To guide your after-action review, here are the important questions to ask about each SCIP component:
Systems: Managing day-to-day operations effectively
- How are students, families and employees getting log-in information for tech platforms and portals, particularly if the user or the platform is new this year? How are those with language or other challenges supported in using these platforms?
- How are new school start times or new parent drop-off/ pick-up procedures working?
- What challenges are being presented by a shortage of bus drivers or buses? What could be improved with changed routing practices?
- How up-to-date and easy to navigate are the district and school websites, especially on mobile devices?
- If summer capital projects or maintenance projects have been delayed or caused operational changes how are these being managed and communicated?
- How confident are you that every critical vendor (e.g., food distributors, fuel) or provider (e.g., transportation, substitute teachers, special education related services) will be able to meet their obligations for the full year without increased, unbudgeted costs? How might you mitigate that risk?

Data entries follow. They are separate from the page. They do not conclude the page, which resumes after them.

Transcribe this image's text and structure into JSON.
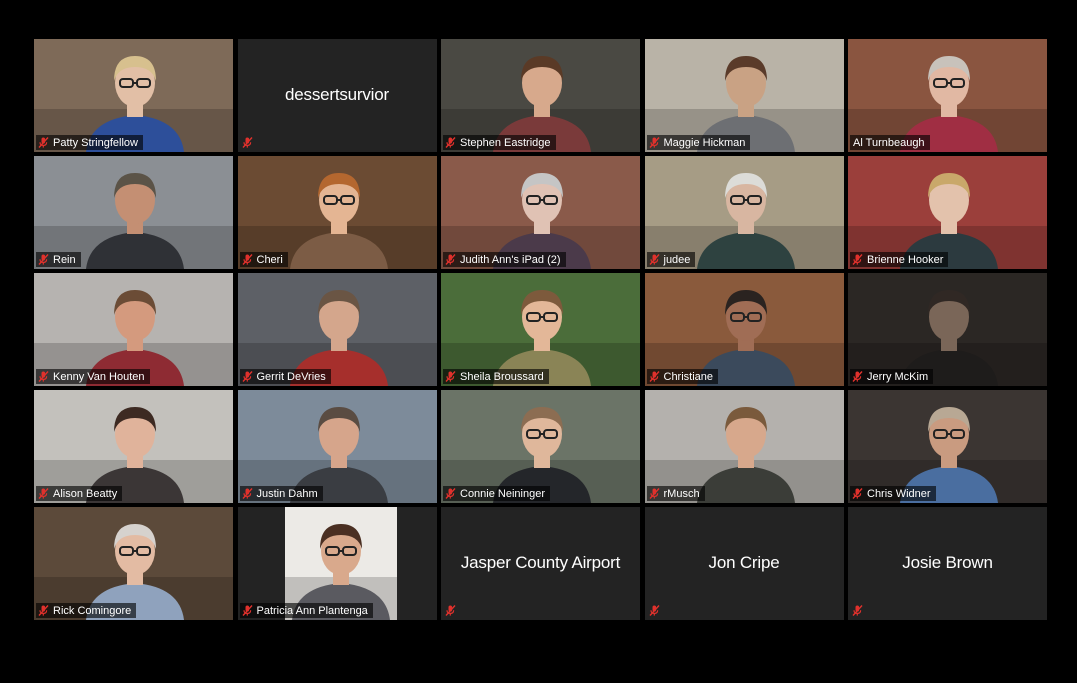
{
  "meeting": {
    "view": "gallery",
    "accent_speaker_border": "#d9e38a",
    "muted_icon_color": "#e0312c",
    "participants": [
      {
        "name": "Patty Stringfellow",
        "muted": true,
        "video": true,
        "bg": "#7e6a58",
        "skin": "#e2bfa6",
        "shirt": "#2d4f9a",
        "hair": "#d7c08e",
        "glasses": true
      },
      {
        "name": "dessertsurvior",
        "muted": true,
        "video": false
      },
      {
        "name": "Stephen Eastridge",
        "muted": true,
        "video": true,
        "bg": "#4a4943",
        "skin": "#d7a98c",
        "shirt": "#7a3a3a",
        "hair": "#5a3a26",
        "glasses": false
      },
      {
        "name": "Maggie Hickman",
        "muted": true,
        "video": true,
        "bg": "#b9b3a7",
        "skin": "#c9a284",
        "shirt": "#6d6f73",
        "hair": "#5a3b2a",
        "glasses": false
      },
      {
        "name": "Al Turnbeaugh",
        "muted": false,
        "video": true,
        "active_speaker": true,
        "bg": "#8a5540",
        "skin": "#e1b8a3",
        "shirt": "#a02e43",
        "hair": "#c8c2bb",
        "glasses": true
      },
      {
        "name": "Rein",
        "muted": true,
        "video": true,
        "bg": "#8b8f94",
        "skin": "#c48f73",
        "shirt": "#2f3136",
        "hair": "#5b5347",
        "glasses": false
      },
      {
        "name": "Cheri",
        "muted": true,
        "video": true,
        "bg": "#6b4b33",
        "skin": "#e4b593",
        "shirt": "#7c5c45",
        "hair": "#b4672f",
        "glasses": true
      },
      {
        "name": "Judith Ann's iPad (2)",
        "muted": true,
        "video": true,
        "bg": "#8a5a4a",
        "skin": "#e0c2b4",
        "shirt": "#4b3a4a",
        "hair": "#c5c5c5",
        "glasses": true
      },
      {
        "name": "judee",
        "muted": true,
        "video": true,
        "bg": "#a69c85",
        "skin": "#d8b6a1",
        "shirt": "#2e4240",
        "hair": "#dcdcd8",
        "glasses": true
      },
      {
        "name": "Brienne Hooker",
        "muted": true,
        "video": true,
        "bg": "#9b3f3b",
        "skin": "#e3c2ac",
        "shirt": "#2c3a3f",
        "hair": "#c9a86a",
        "glasses": false
      },
      {
        "name": "Kenny Van Houten",
        "muted": true,
        "video": true,
        "bg": "#b6b3b0",
        "skin": "#d49a7e",
        "shirt": "#8e2b33",
        "hair": "#6b4c36",
        "glasses": false
      },
      {
        "name": "Gerrit DeVries",
        "muted": true,
        "video": true,
        "bg": "#5d6066",
        "skin": "#d4a68c",
        "shirt": "#a62f2c",
        "hair": "#6a5544",
        "glasses": false
      },
      {
        "name": "Sheila Broussard",
        "muted": true,
        "video": true,
        "bg": "#4b6d3a",
        "skin": "#e3b798",
        "shirt": "#8a8456",
        "hair": "#7d5a3c",
        "glasses": true
      },
      {
        "name": "Christiane",
        "muted": true,
        "video": true,
        "bg": "#8a5a3c",
        "skin": "#a06d55",
        "shirt": "#3b4a5c",
        "hair": "#2a2320",
        "glasses": true
      },
      {
        "name": "Jerry McKim",
        "muted": true,
        "video": true,
        "bg": "#2b2724",
        "skin": "#7a6658",
        "shirt": "#1e1c1b",
        "hair": "#302824",
        "glasses": false
      },
      {
        "name": "Alison Beatty",
        "muted": true,
        "video": true,
        "bg": "#c3c1bc",
        "skin": "#e0b39b",
        "shirt": "#3b3636",
        "hair": "#3d2a22",
        "glasses": false
      },
      {
        "name": "Justin Dahm",
        "muted": true,
        "video": true,
        "bg": "#7d8b9a",
        "skin": "#d6a58b",
        "shirt": "#3a3d42",
        "hair": "#5a4c42",
        "glasses": false
      },
      {
        "name": "Connie Neininger",
        "muted": true,
        "video": true,
        "bg": "#6b7467",
        "skin": "#dfb79b",
        "shirt": "#24262a",
        "hair": "#8c6d52",
        "glasses": true
      },
      {
        "name": "rMusch",
        "muted": true,
        "video": true,
        "bg": "#b4b1ad",
        "skin": "#d7a88c",
        "shirt": "#3b3d38",
        "hair": "#7a5a3c",
        "glasses": false
      },
      {
        "name": "Chris Widner",
        "muted": true,
        "video": true,
        "bg": "#3b3532",
        "skin": "#c99b80",
        "shirt": "#4a6ea0",
        "hair": "#b8a894",
        "glasses": true
      },
      {
        "name": "Rick Comingore",
        "muted": true,
        "video": true,
        "bg": "#5c4a3a",
        "skin": "#e3bba3",
        "shirt": "#8fa2bd",
        "hair": "#d6d2ce",
        "glasses": true
      },
      {
        "name": "Patricia Ann Plantenga",
        "muted": true,
        "video": false,
        "photo": true,
        "bg": "#eceae6",
        "skin": "#d9a98c",
        "shirt": "#5a5a60",
        "hair": "#4a2f22",
        "glasses": true
      },
      {
        "name": "Jasper County Airport",
        "muted": true,
        "video": false
      },
      {
        "name": "Jon Cripe",
        "muted": true,
        "video": false
      },
      {
        "name": "Josie Brown",
        "muted": true,
        "video": false
      }
    ]
  }
}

Culture: Classroom and school conditions that support student success
- How clearly (and redundantly) have you communicated a ‘reset’ message for the new year—strategic initiatives, new programs, changes in resources, notable challenges—with each stakeholder group, including board members, community groups and the press?
- Who is responsible for ongoing outreach and engagement across social media, newsletters, events and communication platforms? What expectations have you set for them and how are you tracking engagement?

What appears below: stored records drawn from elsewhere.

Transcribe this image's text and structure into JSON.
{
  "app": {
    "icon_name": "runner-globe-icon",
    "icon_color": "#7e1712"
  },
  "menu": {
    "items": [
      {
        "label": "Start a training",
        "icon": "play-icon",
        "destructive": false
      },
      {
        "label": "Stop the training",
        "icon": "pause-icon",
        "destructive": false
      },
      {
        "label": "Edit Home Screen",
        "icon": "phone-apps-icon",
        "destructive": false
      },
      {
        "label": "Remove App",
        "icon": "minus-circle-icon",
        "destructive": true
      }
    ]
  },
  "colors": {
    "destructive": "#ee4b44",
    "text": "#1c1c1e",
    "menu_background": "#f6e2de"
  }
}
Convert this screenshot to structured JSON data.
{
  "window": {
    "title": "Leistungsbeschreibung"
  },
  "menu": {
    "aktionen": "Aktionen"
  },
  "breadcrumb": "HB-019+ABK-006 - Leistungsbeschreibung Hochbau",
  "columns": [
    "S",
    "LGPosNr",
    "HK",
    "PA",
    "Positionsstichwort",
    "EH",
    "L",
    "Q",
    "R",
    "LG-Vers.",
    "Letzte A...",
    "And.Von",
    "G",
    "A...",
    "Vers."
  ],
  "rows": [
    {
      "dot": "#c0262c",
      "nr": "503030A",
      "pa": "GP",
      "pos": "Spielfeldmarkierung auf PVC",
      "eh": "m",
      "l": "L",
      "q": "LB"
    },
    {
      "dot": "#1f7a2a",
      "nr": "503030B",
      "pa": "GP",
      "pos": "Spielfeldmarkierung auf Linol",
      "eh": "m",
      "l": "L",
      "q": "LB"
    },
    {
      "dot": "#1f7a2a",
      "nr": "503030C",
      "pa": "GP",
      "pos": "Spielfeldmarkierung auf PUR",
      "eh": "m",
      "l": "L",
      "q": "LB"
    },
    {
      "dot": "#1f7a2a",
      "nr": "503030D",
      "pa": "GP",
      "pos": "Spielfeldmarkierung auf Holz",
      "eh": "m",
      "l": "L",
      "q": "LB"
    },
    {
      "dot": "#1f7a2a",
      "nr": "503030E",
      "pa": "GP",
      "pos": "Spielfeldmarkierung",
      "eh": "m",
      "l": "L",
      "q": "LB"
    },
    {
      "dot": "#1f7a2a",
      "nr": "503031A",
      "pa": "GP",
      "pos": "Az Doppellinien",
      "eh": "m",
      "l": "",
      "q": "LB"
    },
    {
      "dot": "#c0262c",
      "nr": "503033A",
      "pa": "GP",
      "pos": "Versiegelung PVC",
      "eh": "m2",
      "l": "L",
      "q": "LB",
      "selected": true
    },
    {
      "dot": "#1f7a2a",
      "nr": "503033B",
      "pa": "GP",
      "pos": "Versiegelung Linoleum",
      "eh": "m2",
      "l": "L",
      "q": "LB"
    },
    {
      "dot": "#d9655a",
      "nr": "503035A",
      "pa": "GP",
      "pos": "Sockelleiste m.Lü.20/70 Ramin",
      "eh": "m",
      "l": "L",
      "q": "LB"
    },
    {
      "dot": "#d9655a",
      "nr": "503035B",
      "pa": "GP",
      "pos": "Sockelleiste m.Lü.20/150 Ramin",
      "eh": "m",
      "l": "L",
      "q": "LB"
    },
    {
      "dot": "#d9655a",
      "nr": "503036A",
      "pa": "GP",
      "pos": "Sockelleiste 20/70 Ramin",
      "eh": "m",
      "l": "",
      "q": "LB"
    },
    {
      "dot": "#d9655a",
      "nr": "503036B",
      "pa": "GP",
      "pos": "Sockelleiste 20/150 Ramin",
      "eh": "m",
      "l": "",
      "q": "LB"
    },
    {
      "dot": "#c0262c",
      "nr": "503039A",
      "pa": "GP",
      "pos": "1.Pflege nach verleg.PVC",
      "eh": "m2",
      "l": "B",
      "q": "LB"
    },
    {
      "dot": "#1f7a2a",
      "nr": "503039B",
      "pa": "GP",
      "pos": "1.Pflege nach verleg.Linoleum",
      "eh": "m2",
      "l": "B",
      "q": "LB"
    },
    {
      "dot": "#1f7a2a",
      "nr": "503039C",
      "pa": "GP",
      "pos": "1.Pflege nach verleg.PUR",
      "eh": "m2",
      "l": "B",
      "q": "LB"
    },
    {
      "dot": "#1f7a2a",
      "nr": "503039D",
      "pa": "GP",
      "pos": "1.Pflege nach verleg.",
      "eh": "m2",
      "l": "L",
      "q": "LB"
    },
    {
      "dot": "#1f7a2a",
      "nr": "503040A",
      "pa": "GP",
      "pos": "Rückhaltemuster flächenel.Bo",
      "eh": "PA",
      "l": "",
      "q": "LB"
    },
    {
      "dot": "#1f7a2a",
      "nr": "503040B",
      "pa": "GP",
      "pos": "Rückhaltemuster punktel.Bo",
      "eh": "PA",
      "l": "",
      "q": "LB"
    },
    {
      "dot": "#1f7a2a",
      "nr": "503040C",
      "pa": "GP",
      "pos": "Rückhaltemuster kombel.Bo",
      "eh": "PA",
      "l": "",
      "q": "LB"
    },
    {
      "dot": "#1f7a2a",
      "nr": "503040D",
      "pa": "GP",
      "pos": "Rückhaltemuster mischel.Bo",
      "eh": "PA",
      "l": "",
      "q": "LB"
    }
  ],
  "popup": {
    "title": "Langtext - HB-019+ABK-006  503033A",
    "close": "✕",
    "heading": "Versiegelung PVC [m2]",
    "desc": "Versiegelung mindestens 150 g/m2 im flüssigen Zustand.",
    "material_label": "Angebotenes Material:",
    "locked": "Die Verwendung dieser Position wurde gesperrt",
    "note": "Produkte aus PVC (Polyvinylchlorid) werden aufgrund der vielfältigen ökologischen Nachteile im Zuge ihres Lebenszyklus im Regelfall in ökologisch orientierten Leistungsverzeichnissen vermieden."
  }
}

- How easy is it for families to find calendars, parent conferences, family nights and other event information so they can plan?
- How are you assessing whether family engagement opportunities are welcoming and equitable?
- How easy is it for any stakeholder to find the right staff member to contact about a concern, question or idea?
- If you have culture and climate survey data from last year, how are you building on your successes and addressing gaps? How are you letting people know that you are using the survey data in effective ways?
- If you have tools for school visits, such as a walkthrough instrument or instructional review protocols, how are users calibrated and how do they share their data with others?
Instruction: the quality of teaching and student engagement
- If you have adopted a new curriculum or program this year, did all the materials arrive on time for training and implementation? If not, how are principals and teacher leaders addressing these gaps?
- How will you engage teachers, students and families about the new curricula so you can build family support, refine future professional development for staff and celebrate progress?
- If you have adopted new essential curricula (such as science of reading), structures (such as PBIS or PLCs) or practices (such as student discipline or attendance) in the past few years, how have you trained and level-set teachers and administrators who are new this fall?
- How clear are principals and teachers about which instructional expectations are “tight” (such as specific curriculum) and which may be “loose?” What systems are in place across the district to ensure fidelity across schools with ‘tight’ expectations?
- How effective and equitable are out-of-school time offerings? How closely connected are they to student learning goals? How are the programs staffed and how well is the staff trained? How are you scaling the most effective programs?
- How have all teacher evaluators been trained and calibrated and how have new teachers been introduced to the formal evaluation process and rubric?
People: How you attract, develop and retain a strong workforce
- Have there been school-level enrollment or student demographic changes (e.g., English language learners, homeless) that require shifting staffing allocations or hiring for unanticipated specialist roles?
- Where are the teacher and paraprofessional vacancies? Which of these vacancies can be realistically filled within 30 days, and which will require some type of ‘Plan B’?
- Who are the under-prepared or unlicensed teachers and what plans are in place to provide them with classroom management training and other instructional support?
- How are novice teachers and principals—those with 0 to 3 years of experience — receiving differentiated support and who is monitoring its effectiveness?
- What internal processes and pathways are in place to identify, encourage and support high-potential paraprofessionals, substitutes, hourly staff and volunteers to become teachers?
- Where are there routinely gaps in coverage for teacher absences and what are some creative ways to ensure that students have a qualified teacher each day or class period?
Strategic planning: A launch trajectory
Two of the meanings of “launch” are “to celebrate” and “to send off.” Working through an after-action review protocol such as this with your senior leadership team—asking them to meet with school leaders and department managers and report back—will, no doubt, lead to plenty of celebration.
It will also help you and your team identify early warning signs that will need a response over the first 30 to 60 days until you can be confident that a trajectory of success is in place.